Born into an affluent German Jewish family, Henry Morgenthau, Sr. was raised in New York, where he attended school and received his training as an attorney at Columbia. An early supporter of Woodrow Wilson, Morgenthau was tapped by the then newly-elected president to become the United States Ambassador for the Ottoman Empire. Though he did not have any formal training as a diplomat and even initially rejected the position, Morgenthau came around to the idea after speaking with Rabbi Stephen Wise, who encouraged him to accept the post in the belief that he could help see to the welfare of the empire’s Jewish community. His early reservations notwithstanding, Morgenthau, once settled, showed a keen interest in Ottoman affairs and devoted considerable attention to the plight of the Christian Armenian population, whose status as an oppressed minority in the empire resonated with and reminded him much of the conditions Jews faced in Eastern Europe.

It was perhaps through no small coincidence, then, that Ambassador Morgenthau emerged during the height of World War I to become the Armenians’ most prominent and passionate defender. As reports containing accounts of atrocities, forced marches, and mass looting of Armenians began to accumulate at the embassy during the spring of 1915, Morgenthau moved to intercede on the Armenians’ behalf. He remonstrated and held numerous meetings with the Turkish officials responsible for the genocide, including its foremost architect, Interior Minister Talât Pasha. Faced with stonewall denial and indifference, Morgenthau was led to the inescapable conclusion that what was unfolding was nothing short of “a campaign of race extermination.” Undaunted and despite a lack of support from his government, he attempted to save as many Armenian lives as was possible at the time, promoted awareness of the events in the press back home and helped to raise tens of millions of dollars in relief for Armenian victims. “Our people will never forget these massacres,” he vowed to Talât. Despite his resignation from his post in 1916, the indefatigable Morgenthau continued in his relief efforts and activism, giving a powerful voice to those who had none.

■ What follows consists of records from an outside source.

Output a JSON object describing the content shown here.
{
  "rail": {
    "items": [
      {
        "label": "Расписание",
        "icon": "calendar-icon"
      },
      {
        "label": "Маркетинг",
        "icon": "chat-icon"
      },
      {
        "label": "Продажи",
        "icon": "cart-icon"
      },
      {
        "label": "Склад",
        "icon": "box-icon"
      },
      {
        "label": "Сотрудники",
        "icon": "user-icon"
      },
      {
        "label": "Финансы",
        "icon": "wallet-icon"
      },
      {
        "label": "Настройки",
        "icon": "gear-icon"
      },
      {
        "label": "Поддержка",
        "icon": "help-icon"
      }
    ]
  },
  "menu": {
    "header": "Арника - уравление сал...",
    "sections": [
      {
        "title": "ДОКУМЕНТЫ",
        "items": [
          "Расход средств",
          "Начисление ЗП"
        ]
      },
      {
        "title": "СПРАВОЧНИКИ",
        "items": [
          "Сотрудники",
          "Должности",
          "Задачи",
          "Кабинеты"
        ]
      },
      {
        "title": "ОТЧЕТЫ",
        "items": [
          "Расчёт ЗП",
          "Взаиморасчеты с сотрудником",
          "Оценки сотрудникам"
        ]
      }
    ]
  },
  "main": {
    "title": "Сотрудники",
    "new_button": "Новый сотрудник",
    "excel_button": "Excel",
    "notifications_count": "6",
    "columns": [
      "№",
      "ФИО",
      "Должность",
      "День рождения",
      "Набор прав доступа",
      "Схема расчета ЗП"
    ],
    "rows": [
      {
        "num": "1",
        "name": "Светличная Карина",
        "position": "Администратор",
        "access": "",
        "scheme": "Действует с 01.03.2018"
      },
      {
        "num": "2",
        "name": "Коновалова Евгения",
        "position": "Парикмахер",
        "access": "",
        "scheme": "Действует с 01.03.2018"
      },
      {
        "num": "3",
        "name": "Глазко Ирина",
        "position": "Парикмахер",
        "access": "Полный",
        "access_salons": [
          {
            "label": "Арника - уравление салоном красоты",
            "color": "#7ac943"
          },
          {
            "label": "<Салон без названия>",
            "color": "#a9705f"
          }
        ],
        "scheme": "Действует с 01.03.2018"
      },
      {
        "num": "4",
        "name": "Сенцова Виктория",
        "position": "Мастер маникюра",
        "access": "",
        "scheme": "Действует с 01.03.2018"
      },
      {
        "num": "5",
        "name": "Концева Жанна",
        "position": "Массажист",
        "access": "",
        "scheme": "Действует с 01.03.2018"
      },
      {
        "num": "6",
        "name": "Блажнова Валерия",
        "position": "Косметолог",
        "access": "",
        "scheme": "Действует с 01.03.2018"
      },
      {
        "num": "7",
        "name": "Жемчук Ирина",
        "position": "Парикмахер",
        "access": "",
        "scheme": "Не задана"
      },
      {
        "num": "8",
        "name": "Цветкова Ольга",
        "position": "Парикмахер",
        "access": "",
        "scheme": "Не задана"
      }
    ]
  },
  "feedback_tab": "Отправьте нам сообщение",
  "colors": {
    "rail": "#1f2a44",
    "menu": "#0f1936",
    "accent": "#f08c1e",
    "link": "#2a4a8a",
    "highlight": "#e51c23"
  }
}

Authors: Vartkes Yeghiayan, Esq. and Armen Manuk-Khaloyan, Yeghiayan Associates office historian.

Works

Ambassador Morgenthau’s Story (Garden City, NY: Doubleday, Page & Co., 1918; repr. Detroit: Wayne State University Press, 2003).

The Murder of a Nation (New York: Armenian General Benevolent Union of America, 1974).

United States Diplomacy on the Bosphorus: The Diaries of Ambassador Morgenthau, 1913-1916, ed. Ara Sarafian (Princeton, N.J.: Gomidas Institute, 2004).

Further Reading

Peter Balakian, The Burning Tigris: The Armenian Genocide and America’s Response (New York: HarperCollins, 2003).

Henry Morgenthau, III, Mostly Morgenthaus: A Family History (New York: Ticknor & Fields, 1991).

Michael B. Oren, Power, Faith, and Fantasy: America in the Middle East: 1776 to the Present (New York: W. W. Norton & Co., 2007).